We can more easily eliminate divergence by just computing it, and gently penalizing it.  For example, our standard shallow-water velocity update dv / dt = - ∇ p pushes against pressure differences, so we can reuse this to eliminate divergence.  Actually... that's what happens in the real world--at places where velocities are converging, pressure increases, pushing back on the velocities, until equilibrium is restored.  The only trouble is this process takes thousands of steps to redistribute velocities across a big mesh.

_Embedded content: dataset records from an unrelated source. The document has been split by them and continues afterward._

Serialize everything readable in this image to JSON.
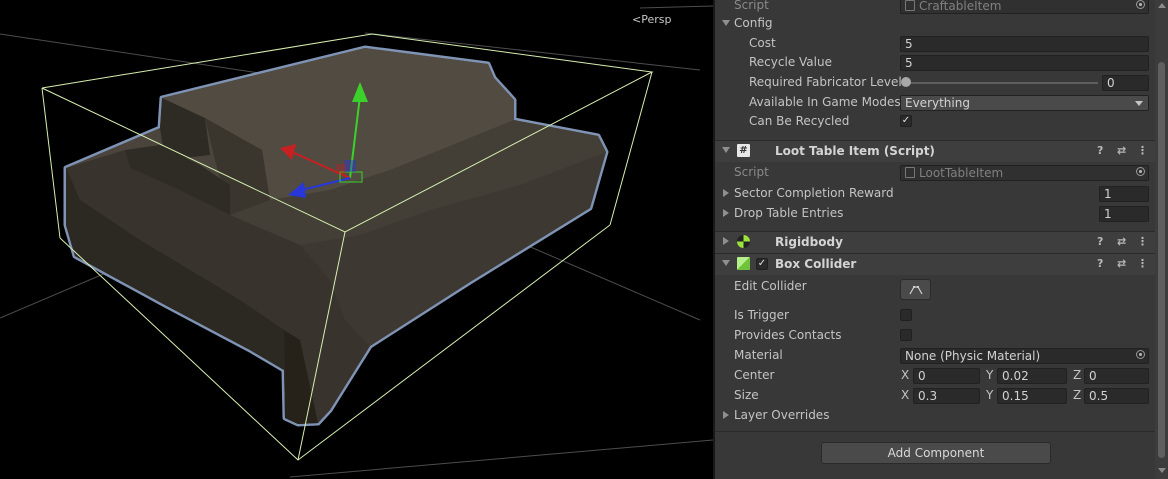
{
  "scene": {
    "camera_label": "Persp",
    "colors": {
      "object_fill": "#4a443c",
      "outline": "#7f93b4",
      "bounds": "#d6f0b0",
      "grid": "#5a5a5a",
      "y_axis": "#3cd12a",
      "x_axis": "#c82020",
      "z_axis": "#2838d8"
    }
  },
  "inspector": {
    "craftable": {
      "script_label": "Script",
      "script_value": "CraftableItem",
      "config_label": "Config",
      "cost_label": "Cost",
      "cost_value": "5",
      "recycle_label": "Recycle Value",
      "recycle_value": "5",
      "fab_label": "Required Fabricator Level",
      "fab_value": "0",
      "modes_label": "Available In Game Modes",
      "modes_value": "Everything",
      "can_recycle_label": "Can Be Recycled",
      "can_recycle_checked": true
    },
    "loot": {
      "title": "Loot Table Item (Script)",
      "script_label": "Script",
      "script_value": "LootTableItem",
      "sector_label": "Sector Completion Reward",
      "sector_value": "1",
      "drop_label": "Drop Table Entries",
      "drop_value": "1"
    },
    "rigidbody": {
      "title": "Rigidbody"
    },
    "box_collider": {
      "title": "Box Collider",
      "enabled": true,
      "edit_label": "Edit Collider",
      "trigger_label": "Is Trigger",
      "contacts_label": "Provides Contacts",
      "material_label": "Material",
      "material_value": "None (Physic Material)",
      "center_label": "Center",
      "center": {
        "x": "0",
        "y": "0.02",
        "z": "0"
      },
      "size_label": "Size",
      "size": {
        "x": "0.3",
        "y": "0.15",
        "z": "0.5"
      },
      "axis_x": "X",
      "axis_y": "Y",
      "axis_z": "Z",
      "layer_label": "Layer Overrides"
    },
    "add_component_label": "Add Component",
    "header_icons": {
      "help": "?",
      "presets": "⇄",
      "menu": "⋮"
    },
    "icon_glyphs": {
      "script": "#",
      "check": "✓"
    }
  }
}
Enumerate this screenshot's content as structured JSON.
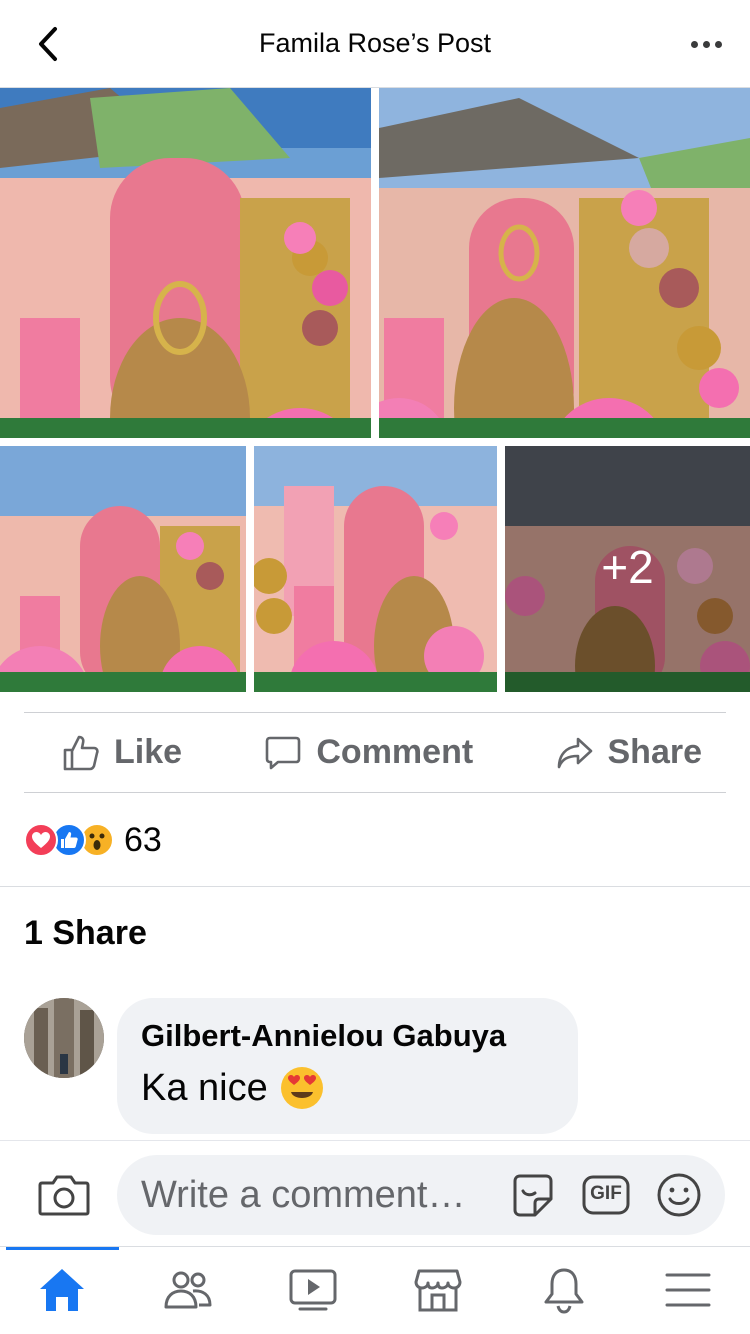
{
  "header": {
    "title": "Famila Rose’s Post",
    "back_icon": "chevron-left-icon",
    "more_icon": "more-horizontal-icon"
  },
  "photos": {
    "extra_count_label": "+2",
    "photo_count_shown": 5
  },
  "actions": {
    "like_label": "Like",
    "comment_label": "Comment",
    "share_label": "Share"
  },
  "reactions": {
    "types": [
      "love",
      "like",
      "wow"
    ],
    "count": "63"
  },
  "shares": {
    "label": "1 Share"
  },
  "comment": {
    "author": "Gilbert-Annielou Gabuya",
    "text": "Ka nice",
    "emoji": "😍"
  },
  "composer": {
    "placeholder": "Write a comment…",
    "gif_label": "GIF"
  },
  "tabbar": {
    "items": [
      "home-icon",
      "friends-icon",
      "watch-icon",
      "marketplace-icon",
      "notifications-icon",
      "menu-icon"
    ],
    "active": "home-icon"
  },
  "colors": {
    "accent": "#1877f2",
    "secondary_text": "#65676b",
    "bubble": "#f0f2f5",
    "love": "#f33e58",
    "like": "#1877f2",
    "wow": "#f7b125"
  }
}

We can speed up pressure's normal divergence correction process by just computing the divergence at several different spatial scales (or pixel offsets). For example, we can easily just use the texture2D bias factor to grab a velocity sample from a higher mipmap level:
        float div=0.0; /* magnitude of divergence of our vector field */
for (float bias=maxbias;bias>=0.0;bias--) {
float far=pow(2.0,bias);

R = texture2D(srcTex,tc+far*srcDirs[0],bias); /* 4 directions */
T = texture2D(srcTex,tc+far*srcDirs[1],bias);
L = texture2D(srcTex,tc+far*srcDirs[2],bias);
B = texture2D(srcTex,tc+far*srcDirs[3],bias);

div += L.x - R.x + B.y - T.y; /* velocity difference -> divergence */
}
We can then change our velocities per-pixel to try to eliminate this divergence, just like it was pressure (it's often called "pseudopressure" in simulations).  This goes a little bit faster if we correct the divergence as we go, like so:
        vec2 corr=vec2(0.0);
float div=0.0;
for (float bias=maxbias;bias>=0.0;bias--) {
float far=pow(2.0,bias);
R = texture2D(srcTex,tc+far*srcDirs[0],bias); /* 4 directions */
T = texture2D(srcTex,tc+far*srcDirs[1],bias);
L = texture2D(srcTex,tc+far*srcDirs[2],bias);
B = texture2D(srcTex,tc+far*srcDirs[3],bias);

/* figure out how to fix velocity divergence */
corr+=vec2(R.z-L.z,T.z-B.z);
div+=R.x-L.x + T.y-B.y;
}
C.xy+=divcorr*corr; /* repair divergence using our velocity */
C.z=divscale*div; /* write out new divergence estimate */
Note that we *don't* do a C.z += operation, like a partial differential equation, since this results in pressure waves carried by z.  Instead, if there's no divergence, z has done its job and should be zero.

This seems to work quite well, despite being an Euler-style update.
   Try the multigrid WebGL demo.

Adding boundary conditions to these simulations is usually fairly easy.  For example, we can just force the fluid velocity to be zero over land, and the fluid will flow around it.
   Try fluid flowing around disk island demo.

But there's a problem with multigrid and boundary conditions.  If we ignore the boundary conditions when sampling the coarser grids, it's easy to get nonphysical behavior where effects like our divergence correction leap across what should be solid boundaries.  In this demo, the grid is divided into square zones, so it should act like many disconnected simulations, but unless we modify the multigrid sampling, information propagates between the zones.
   Try multigrid cells demo.

In the general case, with arbitrary inlets surrounded by elongated peninsulas, multigrid can actually be pretty hard to do correctly.